The official archaeologist for the US state of Wisconsin, Dr Jim Skibo, has died following a routine warm-up dive in Lake Mendota – part of his preparations for the 2023 underwater archaeology season.
His team’s role in recovering two historic Native Nations canoes from the same Madison lake – one about 1,000 and the other 3,000 years old – was reported on Divernet last September.
Dr Skibo, who was 63 and lived in Madison, had overseen the state’s 36,000 archaeological sites since 2021, according to the Wisconsin Historical Society (WHS). He had come out of retirement to join the society and take on the role in 2021, having spent the 27 years up to 2018 as an anthropology professor at Illinois State University.
His special interests were in the archaeology of the Great Lakes region and in ceramics, having undertaken significant work in that field in Luzon in the Philippines.
Dane County Sheriff’s Office was investigating the circumstances leading up to Dr Skibo being found unresponsive in the water on 14 April.

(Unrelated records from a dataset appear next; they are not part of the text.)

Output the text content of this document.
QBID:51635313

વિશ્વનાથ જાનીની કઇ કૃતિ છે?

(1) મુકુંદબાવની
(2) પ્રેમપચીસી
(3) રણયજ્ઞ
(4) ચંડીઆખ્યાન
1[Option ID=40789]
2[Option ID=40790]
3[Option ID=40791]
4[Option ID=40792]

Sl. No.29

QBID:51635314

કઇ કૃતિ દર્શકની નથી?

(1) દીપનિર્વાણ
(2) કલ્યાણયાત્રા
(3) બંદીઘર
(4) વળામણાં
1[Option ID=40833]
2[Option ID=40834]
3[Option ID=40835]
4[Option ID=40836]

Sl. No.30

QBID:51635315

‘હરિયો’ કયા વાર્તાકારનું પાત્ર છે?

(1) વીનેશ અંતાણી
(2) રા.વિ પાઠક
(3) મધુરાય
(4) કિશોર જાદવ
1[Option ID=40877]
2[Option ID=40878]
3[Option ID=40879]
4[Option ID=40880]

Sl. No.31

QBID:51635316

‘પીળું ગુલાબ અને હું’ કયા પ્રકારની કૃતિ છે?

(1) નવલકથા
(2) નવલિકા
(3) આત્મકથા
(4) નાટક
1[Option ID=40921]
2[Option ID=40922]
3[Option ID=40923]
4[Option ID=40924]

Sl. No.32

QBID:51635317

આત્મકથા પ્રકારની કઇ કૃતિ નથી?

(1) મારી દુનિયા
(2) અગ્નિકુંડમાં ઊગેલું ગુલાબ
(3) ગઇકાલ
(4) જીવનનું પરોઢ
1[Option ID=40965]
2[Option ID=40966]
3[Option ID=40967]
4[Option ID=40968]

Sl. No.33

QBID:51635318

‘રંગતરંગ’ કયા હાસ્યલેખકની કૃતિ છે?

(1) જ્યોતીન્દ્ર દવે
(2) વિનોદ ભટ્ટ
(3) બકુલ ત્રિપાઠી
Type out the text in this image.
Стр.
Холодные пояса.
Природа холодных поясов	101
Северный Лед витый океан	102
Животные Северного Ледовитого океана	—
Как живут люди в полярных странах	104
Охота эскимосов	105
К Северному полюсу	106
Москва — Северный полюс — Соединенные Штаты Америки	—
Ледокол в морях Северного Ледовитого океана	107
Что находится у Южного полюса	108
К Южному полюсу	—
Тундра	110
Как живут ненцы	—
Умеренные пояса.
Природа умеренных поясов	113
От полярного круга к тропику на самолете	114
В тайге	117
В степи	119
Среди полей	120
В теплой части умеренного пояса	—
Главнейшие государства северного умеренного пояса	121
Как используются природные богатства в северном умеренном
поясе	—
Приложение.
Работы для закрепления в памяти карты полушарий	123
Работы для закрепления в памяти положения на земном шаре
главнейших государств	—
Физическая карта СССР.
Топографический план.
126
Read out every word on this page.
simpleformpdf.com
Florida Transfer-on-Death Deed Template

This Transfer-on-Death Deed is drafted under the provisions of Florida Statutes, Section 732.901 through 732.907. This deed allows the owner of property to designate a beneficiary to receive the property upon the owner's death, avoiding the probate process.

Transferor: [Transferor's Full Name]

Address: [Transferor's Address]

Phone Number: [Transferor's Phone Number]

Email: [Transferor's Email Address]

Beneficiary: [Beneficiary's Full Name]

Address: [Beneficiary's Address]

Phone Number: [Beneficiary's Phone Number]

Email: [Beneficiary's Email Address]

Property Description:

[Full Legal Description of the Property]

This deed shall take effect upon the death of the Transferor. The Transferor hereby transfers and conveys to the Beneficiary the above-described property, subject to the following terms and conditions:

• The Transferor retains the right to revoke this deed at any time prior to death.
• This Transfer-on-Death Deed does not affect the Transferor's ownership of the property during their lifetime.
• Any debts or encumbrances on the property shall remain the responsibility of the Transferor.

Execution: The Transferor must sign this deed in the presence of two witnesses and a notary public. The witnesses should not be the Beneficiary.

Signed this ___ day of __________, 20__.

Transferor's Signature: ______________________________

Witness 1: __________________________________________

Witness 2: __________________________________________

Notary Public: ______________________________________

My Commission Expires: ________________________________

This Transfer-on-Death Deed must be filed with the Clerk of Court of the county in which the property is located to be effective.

“Jim was a certified diver and qualified for the depth of the dive as well as the equipment being used,” stated the WHS. “He was looking forward to getting back in the water with his colleagues this spring to further explore the site of the historic canoe recoveries, as he knew there are many stories yet to be shared.
“He truly was the ‘people’s archaeologist’, as he often referred to himself. His passion for the field and for the importance of uncovering, preserving and sharing history was inspirational to us all and he will be deeply missed by so many.” Dr Skibo leaves his wife Becky and two children.